Decidi parar de olhar para mim e comecei a reparar ao meu redor. O que me incomodava? O sistema que estava errado?
Eu estava tendo burnout, trabalhava longe e voltava de carro chorando para casa. Ficava 4h no carro, todos os dias.
Na pandemia, usei esse tempo para estudar. Quando as coisas normalizaram, após a pandemia, eu já não era a mesma pessoa. Saí da empresa que eu estava, peguei o dinheiro que havia ganhado e comprei uma casa. Em 2020 decidi mentorar pessoas e abri a minha empresa, a Mentes Plurais. Empreender não é fácil, não tem nada de romântico. No início, em um momento de maior dificuldade e medo, eu cogitei trabalhar como motorista em aplicativo para complementar a renda, mas não foi necessário. Depois de tanto investimento de tempo e espera, vi a empresa começar a girar.
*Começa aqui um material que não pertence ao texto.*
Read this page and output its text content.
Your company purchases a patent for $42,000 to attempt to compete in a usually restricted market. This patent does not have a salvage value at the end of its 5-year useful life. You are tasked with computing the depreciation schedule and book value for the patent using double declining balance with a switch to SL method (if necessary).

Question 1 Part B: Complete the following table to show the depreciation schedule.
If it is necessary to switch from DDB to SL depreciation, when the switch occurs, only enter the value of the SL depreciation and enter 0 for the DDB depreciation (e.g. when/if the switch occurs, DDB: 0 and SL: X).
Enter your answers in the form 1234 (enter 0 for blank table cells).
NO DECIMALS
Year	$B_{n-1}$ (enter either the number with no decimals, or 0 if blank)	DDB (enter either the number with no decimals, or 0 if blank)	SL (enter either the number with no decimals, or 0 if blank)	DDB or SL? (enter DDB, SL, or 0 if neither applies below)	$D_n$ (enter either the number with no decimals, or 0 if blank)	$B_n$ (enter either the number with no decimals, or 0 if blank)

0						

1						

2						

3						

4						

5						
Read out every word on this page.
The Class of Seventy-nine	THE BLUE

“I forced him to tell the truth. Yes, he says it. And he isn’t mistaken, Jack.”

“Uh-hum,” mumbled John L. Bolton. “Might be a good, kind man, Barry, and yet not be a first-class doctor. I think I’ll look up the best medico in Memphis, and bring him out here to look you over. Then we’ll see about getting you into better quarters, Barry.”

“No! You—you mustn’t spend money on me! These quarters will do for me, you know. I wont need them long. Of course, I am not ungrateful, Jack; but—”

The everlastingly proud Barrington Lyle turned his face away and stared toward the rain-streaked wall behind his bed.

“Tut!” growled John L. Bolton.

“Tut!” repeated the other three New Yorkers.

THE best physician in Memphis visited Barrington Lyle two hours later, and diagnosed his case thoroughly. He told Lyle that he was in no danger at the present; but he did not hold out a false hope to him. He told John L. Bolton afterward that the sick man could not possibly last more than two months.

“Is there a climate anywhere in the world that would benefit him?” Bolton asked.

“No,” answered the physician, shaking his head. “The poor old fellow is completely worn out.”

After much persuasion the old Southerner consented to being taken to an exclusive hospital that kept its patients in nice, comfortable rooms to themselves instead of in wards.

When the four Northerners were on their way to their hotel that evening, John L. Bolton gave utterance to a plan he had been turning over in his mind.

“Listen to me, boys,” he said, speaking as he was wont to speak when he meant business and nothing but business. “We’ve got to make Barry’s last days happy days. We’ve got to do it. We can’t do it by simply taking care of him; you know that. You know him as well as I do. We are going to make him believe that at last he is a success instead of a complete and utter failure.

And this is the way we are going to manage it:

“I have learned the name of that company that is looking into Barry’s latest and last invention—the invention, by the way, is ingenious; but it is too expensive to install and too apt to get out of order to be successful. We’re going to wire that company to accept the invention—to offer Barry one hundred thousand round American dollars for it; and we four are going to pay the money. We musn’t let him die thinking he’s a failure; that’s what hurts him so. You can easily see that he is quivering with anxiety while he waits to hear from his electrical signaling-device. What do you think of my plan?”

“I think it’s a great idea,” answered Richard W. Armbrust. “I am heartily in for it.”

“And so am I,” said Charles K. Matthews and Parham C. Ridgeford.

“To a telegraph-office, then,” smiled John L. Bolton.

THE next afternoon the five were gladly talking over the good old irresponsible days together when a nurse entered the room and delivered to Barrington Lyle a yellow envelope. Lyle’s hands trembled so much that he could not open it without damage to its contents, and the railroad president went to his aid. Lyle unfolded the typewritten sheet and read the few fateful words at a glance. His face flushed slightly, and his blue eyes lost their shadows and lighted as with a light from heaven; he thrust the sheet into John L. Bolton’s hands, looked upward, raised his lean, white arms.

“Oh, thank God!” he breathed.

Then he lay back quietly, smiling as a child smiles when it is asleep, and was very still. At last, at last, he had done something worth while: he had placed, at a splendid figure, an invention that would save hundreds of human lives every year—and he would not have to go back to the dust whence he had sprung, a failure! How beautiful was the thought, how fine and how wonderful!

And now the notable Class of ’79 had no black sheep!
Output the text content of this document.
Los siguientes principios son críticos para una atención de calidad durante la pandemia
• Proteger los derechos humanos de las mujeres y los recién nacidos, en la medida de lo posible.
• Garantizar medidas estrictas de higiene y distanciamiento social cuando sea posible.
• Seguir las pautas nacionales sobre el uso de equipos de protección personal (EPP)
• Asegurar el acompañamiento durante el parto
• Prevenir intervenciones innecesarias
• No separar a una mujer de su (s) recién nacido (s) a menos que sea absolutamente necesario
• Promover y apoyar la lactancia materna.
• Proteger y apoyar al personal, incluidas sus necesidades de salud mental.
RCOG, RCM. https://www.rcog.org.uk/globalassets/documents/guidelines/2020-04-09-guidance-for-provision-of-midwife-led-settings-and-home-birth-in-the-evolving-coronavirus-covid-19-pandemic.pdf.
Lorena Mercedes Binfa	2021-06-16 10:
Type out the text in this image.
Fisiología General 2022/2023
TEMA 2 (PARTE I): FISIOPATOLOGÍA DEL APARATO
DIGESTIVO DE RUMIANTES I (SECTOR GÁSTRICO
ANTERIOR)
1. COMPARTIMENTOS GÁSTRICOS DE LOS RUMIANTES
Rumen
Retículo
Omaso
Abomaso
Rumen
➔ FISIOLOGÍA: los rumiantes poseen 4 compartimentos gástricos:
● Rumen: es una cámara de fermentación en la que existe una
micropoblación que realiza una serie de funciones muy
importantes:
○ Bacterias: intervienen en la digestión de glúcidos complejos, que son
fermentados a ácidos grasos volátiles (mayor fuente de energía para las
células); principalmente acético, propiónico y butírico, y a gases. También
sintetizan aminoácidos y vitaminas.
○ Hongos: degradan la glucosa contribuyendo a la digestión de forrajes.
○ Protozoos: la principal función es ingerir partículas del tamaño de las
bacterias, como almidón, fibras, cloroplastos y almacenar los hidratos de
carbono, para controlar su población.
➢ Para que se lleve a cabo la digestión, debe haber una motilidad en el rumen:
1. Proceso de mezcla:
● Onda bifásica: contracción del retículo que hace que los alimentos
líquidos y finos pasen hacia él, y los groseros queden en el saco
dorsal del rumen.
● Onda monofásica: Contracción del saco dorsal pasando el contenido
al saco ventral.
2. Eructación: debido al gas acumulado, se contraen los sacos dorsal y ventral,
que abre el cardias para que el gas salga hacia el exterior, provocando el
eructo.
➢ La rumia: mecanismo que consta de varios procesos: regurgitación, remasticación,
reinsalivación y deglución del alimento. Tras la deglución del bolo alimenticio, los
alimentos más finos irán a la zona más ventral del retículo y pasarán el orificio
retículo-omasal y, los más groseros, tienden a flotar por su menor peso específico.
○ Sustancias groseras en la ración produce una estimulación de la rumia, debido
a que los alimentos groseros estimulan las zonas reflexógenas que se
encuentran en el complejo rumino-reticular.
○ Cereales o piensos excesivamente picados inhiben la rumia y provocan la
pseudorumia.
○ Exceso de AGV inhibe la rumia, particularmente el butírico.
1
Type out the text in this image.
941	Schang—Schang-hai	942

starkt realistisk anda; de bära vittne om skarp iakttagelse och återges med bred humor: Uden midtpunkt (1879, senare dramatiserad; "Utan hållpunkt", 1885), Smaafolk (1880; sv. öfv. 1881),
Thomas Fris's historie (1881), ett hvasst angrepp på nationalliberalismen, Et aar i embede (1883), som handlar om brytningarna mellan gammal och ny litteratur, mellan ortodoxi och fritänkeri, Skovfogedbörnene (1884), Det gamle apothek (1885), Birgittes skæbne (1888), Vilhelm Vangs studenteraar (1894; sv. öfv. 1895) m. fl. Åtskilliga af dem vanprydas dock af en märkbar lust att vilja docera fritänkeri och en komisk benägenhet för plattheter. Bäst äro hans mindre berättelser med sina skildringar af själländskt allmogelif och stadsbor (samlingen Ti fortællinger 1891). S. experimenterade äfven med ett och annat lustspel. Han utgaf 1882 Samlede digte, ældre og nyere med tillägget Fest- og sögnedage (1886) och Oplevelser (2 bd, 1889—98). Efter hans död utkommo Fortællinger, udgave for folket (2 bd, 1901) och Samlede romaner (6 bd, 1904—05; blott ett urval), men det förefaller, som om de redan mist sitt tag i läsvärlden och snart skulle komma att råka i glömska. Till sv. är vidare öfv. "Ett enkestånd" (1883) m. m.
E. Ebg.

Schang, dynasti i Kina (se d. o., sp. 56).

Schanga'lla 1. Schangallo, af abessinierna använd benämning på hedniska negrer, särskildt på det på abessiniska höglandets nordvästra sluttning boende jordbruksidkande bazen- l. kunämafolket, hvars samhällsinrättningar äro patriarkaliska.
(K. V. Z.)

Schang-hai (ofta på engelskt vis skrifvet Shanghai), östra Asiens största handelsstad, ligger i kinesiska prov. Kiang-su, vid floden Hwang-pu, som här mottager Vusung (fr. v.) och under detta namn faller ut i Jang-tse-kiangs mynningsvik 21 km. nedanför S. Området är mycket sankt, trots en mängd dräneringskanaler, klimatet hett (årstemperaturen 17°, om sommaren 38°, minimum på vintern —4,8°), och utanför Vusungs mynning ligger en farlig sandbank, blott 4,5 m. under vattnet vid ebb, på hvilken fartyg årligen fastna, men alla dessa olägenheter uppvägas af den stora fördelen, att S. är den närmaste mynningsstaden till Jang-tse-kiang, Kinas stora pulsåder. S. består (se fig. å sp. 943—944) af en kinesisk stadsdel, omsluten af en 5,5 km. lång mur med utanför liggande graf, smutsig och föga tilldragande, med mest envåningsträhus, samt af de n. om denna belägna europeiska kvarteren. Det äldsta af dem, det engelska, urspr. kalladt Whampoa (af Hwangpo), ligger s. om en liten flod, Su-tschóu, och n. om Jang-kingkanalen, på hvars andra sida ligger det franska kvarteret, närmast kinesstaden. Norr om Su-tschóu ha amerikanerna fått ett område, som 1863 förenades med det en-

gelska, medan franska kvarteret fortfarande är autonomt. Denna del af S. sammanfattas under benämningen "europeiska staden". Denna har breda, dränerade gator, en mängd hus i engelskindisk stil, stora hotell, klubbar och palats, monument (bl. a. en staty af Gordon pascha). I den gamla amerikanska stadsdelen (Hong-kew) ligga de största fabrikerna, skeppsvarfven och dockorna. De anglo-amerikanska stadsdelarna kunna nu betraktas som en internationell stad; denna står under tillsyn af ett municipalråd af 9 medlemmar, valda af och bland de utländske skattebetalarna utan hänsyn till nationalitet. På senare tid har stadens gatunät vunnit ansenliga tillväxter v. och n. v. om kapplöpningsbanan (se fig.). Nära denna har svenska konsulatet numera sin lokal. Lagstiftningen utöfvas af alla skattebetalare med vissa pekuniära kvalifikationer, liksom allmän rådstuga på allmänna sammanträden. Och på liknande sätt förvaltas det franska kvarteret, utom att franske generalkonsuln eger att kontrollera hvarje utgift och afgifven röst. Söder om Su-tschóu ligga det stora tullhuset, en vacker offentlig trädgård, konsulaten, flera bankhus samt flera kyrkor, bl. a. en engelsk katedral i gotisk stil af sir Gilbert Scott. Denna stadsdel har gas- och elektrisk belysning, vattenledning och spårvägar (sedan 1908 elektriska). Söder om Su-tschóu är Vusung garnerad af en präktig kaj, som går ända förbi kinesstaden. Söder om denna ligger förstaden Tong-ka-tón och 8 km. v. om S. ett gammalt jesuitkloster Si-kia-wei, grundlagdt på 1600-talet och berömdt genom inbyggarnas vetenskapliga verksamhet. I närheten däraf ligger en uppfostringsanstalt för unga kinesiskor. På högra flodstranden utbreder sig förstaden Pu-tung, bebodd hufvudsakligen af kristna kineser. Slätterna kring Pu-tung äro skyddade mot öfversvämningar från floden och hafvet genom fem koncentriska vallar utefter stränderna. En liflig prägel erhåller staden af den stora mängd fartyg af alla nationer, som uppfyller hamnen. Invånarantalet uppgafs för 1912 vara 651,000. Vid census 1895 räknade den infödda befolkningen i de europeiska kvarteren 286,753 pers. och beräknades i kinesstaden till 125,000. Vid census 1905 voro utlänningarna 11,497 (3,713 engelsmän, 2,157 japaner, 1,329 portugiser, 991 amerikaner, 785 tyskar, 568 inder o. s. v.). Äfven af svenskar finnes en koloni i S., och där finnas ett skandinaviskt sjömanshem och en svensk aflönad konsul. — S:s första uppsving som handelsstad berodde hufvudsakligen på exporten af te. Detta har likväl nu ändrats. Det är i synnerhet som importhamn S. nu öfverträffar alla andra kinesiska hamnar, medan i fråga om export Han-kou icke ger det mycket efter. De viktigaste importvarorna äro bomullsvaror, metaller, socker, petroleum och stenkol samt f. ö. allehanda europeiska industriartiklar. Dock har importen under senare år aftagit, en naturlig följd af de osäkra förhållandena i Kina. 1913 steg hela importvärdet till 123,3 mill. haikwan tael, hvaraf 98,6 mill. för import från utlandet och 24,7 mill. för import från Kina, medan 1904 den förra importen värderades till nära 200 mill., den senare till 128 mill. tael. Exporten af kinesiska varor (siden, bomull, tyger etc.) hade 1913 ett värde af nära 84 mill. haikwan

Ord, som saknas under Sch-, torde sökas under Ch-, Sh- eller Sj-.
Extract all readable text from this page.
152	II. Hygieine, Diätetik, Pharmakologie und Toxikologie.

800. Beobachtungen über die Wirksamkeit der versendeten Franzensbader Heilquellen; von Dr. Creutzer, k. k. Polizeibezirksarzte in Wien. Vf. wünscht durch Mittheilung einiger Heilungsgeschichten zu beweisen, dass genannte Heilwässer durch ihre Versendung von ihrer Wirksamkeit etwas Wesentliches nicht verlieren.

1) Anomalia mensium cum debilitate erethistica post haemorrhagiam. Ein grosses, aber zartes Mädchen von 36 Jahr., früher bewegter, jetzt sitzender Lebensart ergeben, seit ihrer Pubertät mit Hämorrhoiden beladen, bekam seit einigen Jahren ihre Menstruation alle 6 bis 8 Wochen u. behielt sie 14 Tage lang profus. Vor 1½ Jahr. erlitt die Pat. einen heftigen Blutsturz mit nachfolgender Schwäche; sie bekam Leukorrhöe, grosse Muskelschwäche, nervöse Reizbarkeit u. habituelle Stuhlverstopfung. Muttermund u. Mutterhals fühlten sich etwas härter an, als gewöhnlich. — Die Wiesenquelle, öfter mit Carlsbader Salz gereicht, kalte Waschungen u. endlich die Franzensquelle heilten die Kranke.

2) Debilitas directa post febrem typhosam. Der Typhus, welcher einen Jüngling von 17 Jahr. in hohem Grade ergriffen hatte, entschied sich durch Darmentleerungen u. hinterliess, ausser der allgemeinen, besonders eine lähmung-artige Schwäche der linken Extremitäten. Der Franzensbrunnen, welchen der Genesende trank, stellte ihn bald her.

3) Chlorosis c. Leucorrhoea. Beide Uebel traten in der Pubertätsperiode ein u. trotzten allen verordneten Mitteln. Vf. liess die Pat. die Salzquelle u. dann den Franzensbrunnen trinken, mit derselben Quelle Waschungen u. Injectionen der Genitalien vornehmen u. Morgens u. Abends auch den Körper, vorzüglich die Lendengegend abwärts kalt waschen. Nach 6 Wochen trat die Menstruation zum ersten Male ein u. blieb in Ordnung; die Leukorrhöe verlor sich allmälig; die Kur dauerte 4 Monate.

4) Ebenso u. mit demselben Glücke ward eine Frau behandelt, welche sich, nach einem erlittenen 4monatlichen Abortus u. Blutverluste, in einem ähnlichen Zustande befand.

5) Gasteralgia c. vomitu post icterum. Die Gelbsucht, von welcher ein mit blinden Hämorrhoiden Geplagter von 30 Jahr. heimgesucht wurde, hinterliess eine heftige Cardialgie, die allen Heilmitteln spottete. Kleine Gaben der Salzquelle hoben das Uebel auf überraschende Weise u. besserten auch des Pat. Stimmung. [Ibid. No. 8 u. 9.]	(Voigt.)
Como negros, a gente precisa furar a nossa bolha e se organizar. Ainda perdemos tempo medindo o tom de pele ao invés da gente discutir mudanças. Uma vez palestrei em um congresso que tinha mais de 400 advogados. Somente 3 se identificaram como negros quando perguntei. Por isso a gente precisa se organizar. Quero que minhas filhas tenham um mundo diferente do que eu tive. Estou aqui para fazer a mudança.
Sou a Camila Inácio, mulher negra, empreendedora, mãe de duas garotas e sou uma (Se)mente.